If a contrarian anthropology seeks to shed light on how controlling processes operate in everyday life and how professional practices are shaped by power, now is a more important time than ever to be a contrarian anthropologist. Control of the academy includes not only the state apparatus, but multinational corporations and other elite groups as well, and corporate funding has extended from the sciences to the social sciences and humanities. This influx of private sector funding shapes the kinds of questions that anthropologists and other academics are most likely to ask. As Nader notes, “those who fund can determine what you study, and what you find, tax free” (p.230). Following Nader’s example here, we might point to the rise of the entrepreneurial anthropologist, ready to sell his/her skills to big funders, to follow the latest fashions in preferred funding, and even to cease doing fieldwork, subcontracting this work out to others. We might also note the rise of the impactful anthropologist, asked to quantify the impact of his/her research on society: and all too often, being impactful entails producing knowledge in congruence with dominant ideas. Indeed, these dominant ideologies are enabled to travel across the academy and beyond through the recurrent injunction to have impact.

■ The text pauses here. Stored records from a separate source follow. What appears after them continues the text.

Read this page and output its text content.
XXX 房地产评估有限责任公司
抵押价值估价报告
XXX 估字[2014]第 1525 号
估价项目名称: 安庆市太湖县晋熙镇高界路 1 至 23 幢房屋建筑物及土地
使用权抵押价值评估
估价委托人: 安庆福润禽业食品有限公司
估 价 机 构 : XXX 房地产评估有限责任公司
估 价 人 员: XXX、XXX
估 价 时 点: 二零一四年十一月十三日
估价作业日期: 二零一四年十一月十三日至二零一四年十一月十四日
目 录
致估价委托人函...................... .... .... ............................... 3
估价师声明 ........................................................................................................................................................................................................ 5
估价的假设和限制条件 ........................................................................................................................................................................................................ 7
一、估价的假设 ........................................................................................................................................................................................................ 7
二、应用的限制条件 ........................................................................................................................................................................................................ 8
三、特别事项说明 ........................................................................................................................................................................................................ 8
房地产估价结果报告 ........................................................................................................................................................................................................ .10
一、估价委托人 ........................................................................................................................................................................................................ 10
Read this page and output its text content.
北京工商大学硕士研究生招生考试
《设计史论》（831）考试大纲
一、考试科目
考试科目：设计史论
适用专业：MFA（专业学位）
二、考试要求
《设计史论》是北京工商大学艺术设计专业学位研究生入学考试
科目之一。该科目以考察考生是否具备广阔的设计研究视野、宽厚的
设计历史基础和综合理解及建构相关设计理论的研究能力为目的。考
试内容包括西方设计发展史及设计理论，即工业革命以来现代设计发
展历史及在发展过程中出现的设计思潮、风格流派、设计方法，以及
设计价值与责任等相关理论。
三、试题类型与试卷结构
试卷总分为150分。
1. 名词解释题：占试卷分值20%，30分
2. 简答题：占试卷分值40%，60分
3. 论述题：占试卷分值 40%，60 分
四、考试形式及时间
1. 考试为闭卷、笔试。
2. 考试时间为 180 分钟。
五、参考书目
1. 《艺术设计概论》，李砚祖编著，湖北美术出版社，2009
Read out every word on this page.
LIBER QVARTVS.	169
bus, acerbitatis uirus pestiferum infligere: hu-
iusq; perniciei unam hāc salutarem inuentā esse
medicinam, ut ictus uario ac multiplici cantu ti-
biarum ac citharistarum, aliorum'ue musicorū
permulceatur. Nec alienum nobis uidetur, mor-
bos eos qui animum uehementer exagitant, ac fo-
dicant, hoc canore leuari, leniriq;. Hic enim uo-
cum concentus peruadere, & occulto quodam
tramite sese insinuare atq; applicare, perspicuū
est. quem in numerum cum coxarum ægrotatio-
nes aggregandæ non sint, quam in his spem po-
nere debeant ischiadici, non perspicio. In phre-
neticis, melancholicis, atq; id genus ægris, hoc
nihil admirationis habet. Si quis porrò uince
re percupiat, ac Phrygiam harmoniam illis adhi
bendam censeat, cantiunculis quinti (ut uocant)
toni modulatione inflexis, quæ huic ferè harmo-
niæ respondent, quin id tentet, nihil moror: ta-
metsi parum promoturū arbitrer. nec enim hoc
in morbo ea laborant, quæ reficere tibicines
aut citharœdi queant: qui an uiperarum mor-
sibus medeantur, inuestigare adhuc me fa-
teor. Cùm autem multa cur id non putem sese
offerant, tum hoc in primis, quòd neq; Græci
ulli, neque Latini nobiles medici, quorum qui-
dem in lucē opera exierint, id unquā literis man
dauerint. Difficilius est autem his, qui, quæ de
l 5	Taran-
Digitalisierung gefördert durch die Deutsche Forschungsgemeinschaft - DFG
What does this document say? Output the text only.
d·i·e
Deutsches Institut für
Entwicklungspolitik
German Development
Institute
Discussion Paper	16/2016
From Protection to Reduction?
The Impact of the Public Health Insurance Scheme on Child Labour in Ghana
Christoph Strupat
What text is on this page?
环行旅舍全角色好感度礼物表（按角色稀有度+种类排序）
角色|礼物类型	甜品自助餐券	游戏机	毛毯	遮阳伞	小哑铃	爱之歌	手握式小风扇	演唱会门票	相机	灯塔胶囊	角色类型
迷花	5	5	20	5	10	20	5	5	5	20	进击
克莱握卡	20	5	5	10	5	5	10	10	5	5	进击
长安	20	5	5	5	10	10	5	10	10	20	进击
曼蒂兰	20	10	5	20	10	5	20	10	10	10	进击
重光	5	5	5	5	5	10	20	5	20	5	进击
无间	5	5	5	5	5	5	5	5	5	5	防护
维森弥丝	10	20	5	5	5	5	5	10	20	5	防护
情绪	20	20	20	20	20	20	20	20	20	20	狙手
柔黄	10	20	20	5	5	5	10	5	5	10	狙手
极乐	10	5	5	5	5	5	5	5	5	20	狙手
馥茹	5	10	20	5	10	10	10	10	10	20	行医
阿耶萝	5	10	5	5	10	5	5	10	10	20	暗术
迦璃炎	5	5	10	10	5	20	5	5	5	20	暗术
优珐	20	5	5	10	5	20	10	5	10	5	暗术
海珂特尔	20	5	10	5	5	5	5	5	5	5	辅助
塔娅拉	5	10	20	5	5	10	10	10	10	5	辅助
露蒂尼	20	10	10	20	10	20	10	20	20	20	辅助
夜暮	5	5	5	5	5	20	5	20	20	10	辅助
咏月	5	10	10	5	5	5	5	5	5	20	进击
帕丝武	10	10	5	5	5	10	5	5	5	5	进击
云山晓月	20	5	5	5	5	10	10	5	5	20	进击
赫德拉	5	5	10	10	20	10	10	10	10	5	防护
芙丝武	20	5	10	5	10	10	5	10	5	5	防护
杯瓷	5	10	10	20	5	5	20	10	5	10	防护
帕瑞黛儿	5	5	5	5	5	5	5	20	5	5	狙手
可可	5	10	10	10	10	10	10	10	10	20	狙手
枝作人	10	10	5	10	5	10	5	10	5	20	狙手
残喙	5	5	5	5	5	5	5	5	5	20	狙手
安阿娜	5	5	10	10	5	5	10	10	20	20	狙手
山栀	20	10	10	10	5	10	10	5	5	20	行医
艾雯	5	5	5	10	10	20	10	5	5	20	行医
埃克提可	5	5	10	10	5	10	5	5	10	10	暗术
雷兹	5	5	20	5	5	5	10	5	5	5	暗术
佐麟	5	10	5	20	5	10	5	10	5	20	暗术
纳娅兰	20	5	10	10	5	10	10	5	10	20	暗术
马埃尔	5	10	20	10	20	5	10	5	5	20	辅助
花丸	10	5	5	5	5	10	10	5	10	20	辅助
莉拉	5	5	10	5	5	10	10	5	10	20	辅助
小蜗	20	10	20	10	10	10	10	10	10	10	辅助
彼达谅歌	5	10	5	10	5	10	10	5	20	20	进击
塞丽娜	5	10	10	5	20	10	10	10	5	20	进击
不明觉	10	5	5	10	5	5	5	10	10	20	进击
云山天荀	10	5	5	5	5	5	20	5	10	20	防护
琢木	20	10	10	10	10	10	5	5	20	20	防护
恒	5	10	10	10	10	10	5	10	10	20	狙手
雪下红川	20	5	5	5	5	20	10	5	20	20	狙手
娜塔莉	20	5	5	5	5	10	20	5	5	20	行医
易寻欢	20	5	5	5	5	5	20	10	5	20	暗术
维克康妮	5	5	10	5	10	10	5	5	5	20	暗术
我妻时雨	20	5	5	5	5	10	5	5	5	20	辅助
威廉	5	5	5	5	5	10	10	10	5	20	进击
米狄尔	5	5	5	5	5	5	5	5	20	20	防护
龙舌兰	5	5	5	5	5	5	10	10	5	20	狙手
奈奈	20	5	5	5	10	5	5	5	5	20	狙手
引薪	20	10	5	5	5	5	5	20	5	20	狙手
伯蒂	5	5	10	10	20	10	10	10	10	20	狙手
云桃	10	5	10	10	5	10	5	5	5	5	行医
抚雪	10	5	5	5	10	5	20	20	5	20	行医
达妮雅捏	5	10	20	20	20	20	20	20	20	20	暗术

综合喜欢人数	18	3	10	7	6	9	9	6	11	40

A contrarian anthropology, as Nader demonstrates, is a committed anthropology that seeks to unravel how professional mindsets are constructed and made hegemonic. It is a critical anthropology that seeks to counter these mindsets, as a step towards committing to justice and not harmony, to the powerless through studying power, to the marginalized through pointing out how such mindsets allow for their continuing marginalization, and to colleagues in academia to unravel how they are themselves part of the system they sometimes criticize. Nader’s own long body of work provides an example of how we can do this, methodologically and theoretically, and through being an academic whose widespread respect comes from a manifest integrity, intellectual honesty and aversion to power.

Mayssoun Sukarieh is a Senior Lecturer at the Department of International Development in King’s College London. Before King’s, Mayssoun taught at the American University of Beirut and Brown University. She has articles published in Political and Legal Anthropology, Comparative Studies of South Asia, Africa and the Middle East, and Race and Class and Sociology.